La sortie du Fond de l’air est rouge (1977), œuvre-somme et pertinente réflexion sur les mythes révolutionnaires au XXe siècle, marqua un éloignement de Chris Marker vis à vis des films collectifs et militants. Ce retour à des projets plus personnels (longs métrages, installations multimédia, photographies…) n’était cependant pas sans lien avec son travail antérieur : référence à la guerre d’Indépendance de la Guinée-Bissau dans Sans soleil (1983), au cinéaste Medvedkine dans Le Tombeau d’Alexandre (1992). En 1984, Chris Marker réalisa pour la CFDT 2084, documentaire d’anticipation sur l’avenir du syndicalisme où perçait une fascination certaine pour les technologies dites modernes. Le cinéaste ne se départit d’ailleurs jamais de son intérêt pour les événements ou les drames de l’histoire, de son goût pour les essais artistiques et technologiques, comme en témoignait par exemple Le 20h dans les camps (1993), court métrage sur un atelier mené par des réfugiés bosniaques, ou Chats perchés (2004), journal-filmé tourné au caméscope, qui suivait les nombreuses manifestations parisiennes entre septembre 2001 et septembre 2003. En 2008, Chris Marker entra dans le monde virtuel avec deux expositions : l’une, au musée du Design de Munich, A Farewell to movies, et l’autre créée en parallèle sur Second Life, L’Ouvroir.
Artiste singulier tant par ses multiples curiosités que par sa longévité, parfois organisateur de son propre mythe par tout un jeu d’apparitions-disparitions – il existe très peu de portraits du cinéaste – Chris Marker laissa une œuvre protéiforme profondément marquée par l’histoire politique du XXe siècle. Etudier les positions politiques de Chris Marker, c’est aussi trouver le centre de gravité de la gauche : proche du PCF après la Libération, il se rapprocha d’une certaine extrême gauche sur les questions internationales et anti-impérialistes et n’était pas insensible aux thèmes autogestionnaires de l’après 68 (le conflit LIP dans Puisqu’on vous dit que c’est possible, 1973), voire à un certain maoïsme (il participa ainsi au commentaire de Kashima Paradise de Bénie Deswarte et Yann Le Masson, 1973) avant de se rapprocher, de la « deuxième gauche » et du parti socialiste à partir de la fin des années 1970 et du début des années 1980. Indéniablement, Chris Marker aura marqué l’histoire du documentaire cinématographique, par son utilisation des archives, sa réflexion sur l’objectivité et la subjectivité en histoire, et par sa science du commentaire.

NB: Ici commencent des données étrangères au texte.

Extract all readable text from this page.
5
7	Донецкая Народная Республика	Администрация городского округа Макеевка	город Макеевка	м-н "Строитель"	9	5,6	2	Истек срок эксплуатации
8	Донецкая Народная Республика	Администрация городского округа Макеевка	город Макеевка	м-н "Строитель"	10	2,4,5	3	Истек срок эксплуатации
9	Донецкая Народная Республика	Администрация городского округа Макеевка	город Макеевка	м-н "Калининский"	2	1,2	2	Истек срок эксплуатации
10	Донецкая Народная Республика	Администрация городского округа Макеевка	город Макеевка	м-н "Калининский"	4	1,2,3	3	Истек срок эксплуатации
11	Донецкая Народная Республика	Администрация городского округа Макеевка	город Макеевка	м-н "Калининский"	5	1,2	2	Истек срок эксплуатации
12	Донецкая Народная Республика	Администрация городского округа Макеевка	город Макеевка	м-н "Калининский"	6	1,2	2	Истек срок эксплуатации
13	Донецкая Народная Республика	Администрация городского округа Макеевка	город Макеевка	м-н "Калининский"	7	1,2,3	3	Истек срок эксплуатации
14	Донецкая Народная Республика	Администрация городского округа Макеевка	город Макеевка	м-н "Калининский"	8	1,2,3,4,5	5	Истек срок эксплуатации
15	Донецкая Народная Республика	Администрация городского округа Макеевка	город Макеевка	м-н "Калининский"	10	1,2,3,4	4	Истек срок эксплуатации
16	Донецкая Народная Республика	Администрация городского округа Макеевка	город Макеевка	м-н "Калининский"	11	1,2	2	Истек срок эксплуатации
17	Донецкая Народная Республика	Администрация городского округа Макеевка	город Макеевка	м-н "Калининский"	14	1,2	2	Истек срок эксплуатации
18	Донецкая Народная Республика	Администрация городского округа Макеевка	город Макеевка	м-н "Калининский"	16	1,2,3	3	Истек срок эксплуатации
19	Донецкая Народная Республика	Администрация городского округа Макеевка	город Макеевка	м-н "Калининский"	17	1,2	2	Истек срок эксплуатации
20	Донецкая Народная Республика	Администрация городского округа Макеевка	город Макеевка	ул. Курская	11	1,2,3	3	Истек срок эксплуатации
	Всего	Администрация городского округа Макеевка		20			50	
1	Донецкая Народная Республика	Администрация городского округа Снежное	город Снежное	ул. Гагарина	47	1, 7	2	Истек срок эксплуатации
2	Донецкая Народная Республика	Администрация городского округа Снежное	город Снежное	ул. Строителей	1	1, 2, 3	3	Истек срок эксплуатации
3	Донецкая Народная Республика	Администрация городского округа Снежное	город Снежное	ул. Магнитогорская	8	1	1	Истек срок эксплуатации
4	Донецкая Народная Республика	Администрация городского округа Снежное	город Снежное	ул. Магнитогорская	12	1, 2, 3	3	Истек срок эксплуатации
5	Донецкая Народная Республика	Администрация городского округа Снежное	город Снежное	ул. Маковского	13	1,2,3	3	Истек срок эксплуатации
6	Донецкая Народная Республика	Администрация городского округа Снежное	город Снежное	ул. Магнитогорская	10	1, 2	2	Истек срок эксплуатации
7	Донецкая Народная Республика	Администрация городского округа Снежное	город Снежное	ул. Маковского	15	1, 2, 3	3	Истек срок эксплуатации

FILMOGRAPHIE (non exhaustive) :
Les statues meurent aussi (1950) ; Lettre de Sibérie (1958) ; Description d’un combat (1960), Cuba si (1961), La jetée (1962) ; Le Joli Mai – avec Pierre Lhomme (1962) ; Si j’avais quatre dromadaires (1966) ; Loin du Viêtnam (1967) ; À bientôt j’espère – avec Mario Marret (1968) ; La Sixième face du Pentagone – avec François Reichenbach (1968) ; La Bataille des dix millions & Maspero : les mots ont un sens (1970) ; Le train en marche (1971) ; L’ambassade (1973) ; Le Fond de l’air est rouge (1977), Sans soleil (1982) ; 2084 (1984) ; L’Héritage de la chouette (1989) ; Le Tombeau d’Alexandre (1992) ; Chats perchés (2004)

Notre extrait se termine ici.